Diviso in lato A e lato B, esattamente come i dischi di una volta, “M.A.P.S.” si muove lungo due geografie ben definite. Da una parte quella esterna, fatta di elementi primordiali e di mondo reale; dall’altra quella interiore, più fragile e nascosta, dove abitano ricordi, domande e nostalgie: «Se da un lato racconto la geografia che ci ha creati, dall’altro volevo scavare dentro di me.
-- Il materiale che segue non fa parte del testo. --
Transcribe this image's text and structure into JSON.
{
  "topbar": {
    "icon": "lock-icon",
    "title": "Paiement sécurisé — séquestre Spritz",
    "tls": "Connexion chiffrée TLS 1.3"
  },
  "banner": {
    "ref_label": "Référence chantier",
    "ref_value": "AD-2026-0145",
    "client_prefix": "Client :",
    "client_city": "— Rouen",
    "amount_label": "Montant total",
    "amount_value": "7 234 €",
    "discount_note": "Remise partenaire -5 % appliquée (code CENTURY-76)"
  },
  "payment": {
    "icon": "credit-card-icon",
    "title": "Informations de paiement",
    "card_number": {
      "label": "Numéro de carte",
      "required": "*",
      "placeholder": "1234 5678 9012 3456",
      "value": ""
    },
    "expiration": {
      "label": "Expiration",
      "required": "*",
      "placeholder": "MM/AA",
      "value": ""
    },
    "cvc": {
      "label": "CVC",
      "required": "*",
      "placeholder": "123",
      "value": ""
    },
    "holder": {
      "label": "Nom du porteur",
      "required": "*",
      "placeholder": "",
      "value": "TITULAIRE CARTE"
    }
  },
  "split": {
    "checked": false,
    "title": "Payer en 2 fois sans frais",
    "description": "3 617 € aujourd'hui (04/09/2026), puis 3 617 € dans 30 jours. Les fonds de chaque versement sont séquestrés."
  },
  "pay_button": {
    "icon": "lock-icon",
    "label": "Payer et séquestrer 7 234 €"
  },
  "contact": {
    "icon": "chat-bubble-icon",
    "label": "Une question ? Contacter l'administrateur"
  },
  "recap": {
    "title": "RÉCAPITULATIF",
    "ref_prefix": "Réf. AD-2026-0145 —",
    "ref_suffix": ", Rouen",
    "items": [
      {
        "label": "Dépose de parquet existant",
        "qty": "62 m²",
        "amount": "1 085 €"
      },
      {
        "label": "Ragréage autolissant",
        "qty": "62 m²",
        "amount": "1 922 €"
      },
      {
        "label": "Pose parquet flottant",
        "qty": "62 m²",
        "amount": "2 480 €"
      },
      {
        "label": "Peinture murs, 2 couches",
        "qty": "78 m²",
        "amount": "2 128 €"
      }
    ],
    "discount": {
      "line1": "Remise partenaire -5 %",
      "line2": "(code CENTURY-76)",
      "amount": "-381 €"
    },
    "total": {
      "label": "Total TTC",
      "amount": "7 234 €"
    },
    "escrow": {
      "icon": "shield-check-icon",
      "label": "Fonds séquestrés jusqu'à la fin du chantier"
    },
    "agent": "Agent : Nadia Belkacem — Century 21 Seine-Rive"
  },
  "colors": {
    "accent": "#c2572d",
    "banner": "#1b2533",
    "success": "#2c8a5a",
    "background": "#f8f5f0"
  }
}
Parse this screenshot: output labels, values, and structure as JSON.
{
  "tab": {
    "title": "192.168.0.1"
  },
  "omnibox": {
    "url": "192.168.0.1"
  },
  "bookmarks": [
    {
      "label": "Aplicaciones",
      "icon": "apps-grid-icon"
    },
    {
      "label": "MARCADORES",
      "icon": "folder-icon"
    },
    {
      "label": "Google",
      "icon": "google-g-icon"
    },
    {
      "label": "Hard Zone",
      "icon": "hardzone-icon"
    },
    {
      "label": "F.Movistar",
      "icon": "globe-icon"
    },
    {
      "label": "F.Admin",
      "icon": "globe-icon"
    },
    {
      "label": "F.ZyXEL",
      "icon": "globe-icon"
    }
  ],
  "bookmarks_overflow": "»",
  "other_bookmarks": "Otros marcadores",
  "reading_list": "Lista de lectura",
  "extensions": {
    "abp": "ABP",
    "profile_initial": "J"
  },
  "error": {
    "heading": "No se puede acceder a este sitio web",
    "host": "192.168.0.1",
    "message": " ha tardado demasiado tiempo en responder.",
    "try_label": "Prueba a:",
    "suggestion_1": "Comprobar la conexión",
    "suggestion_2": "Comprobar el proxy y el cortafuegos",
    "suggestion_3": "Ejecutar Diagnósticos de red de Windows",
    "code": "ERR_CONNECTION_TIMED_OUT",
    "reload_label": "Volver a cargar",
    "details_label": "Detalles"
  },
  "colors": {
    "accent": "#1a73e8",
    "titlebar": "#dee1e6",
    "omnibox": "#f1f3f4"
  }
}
Nel lato B ho riunito cinque brani che fanno un percorso interiore, andando a rispolverare zone nascoste, corde che avevano bisogno di essere toccate di nuovo». Un viaggio che porta a galla anche le maschere che spesso indossiamo per evitare domande scomode, come accade in “Sempre tutto bene”: «Diciamo spesso che va “tutto bene” e poi di fatto non ci diciamo niente. Non ci confidiamo mai davvero. Con questa canzone ho voluto andare oltre quel velo che mettiamo davanti quando incontriamo gli altri».

Dal punto di vista della scrittura, Ligabue si muove dentro una tradizione cantautorale solida

Dal punto di vista della scrittura è evidente quanto Ligabue si muova dentro una tradizione cantautorale solida, quella che ha formato intere generazioni di ascoltatori e musicisti: «Io sono cresciuto con i cantautori italiani. Il mio primo ‘manuale’ non era un prontuario di accordi ma l’intera produzione di Francesco De Gregori, Ivano Fossati, Antonello Venditti, Rino Gaetano, Lucio Dalla. Lì ho capito la potenza della parola in una canzone. È un seme che mi porto ancora dentro».

E per un artista che soltanto nell’ultimo anno ha calcato più di cento palchi, la dimensione della band e del live resta centrale anche nel processo creativo: «Tutti i brani partono da voce e chitarra, poi vado in studio con il mio gruppo e voglio cogliere la prima scintilla, quella umana. Non mando mai i brani prima ai musicisti: voglio vivere l’urgenza del momento». “M.A.P.S.” nasce così: da un tempo lungo, da un ascolto paziente, da una musica che non corre per arrivare prima.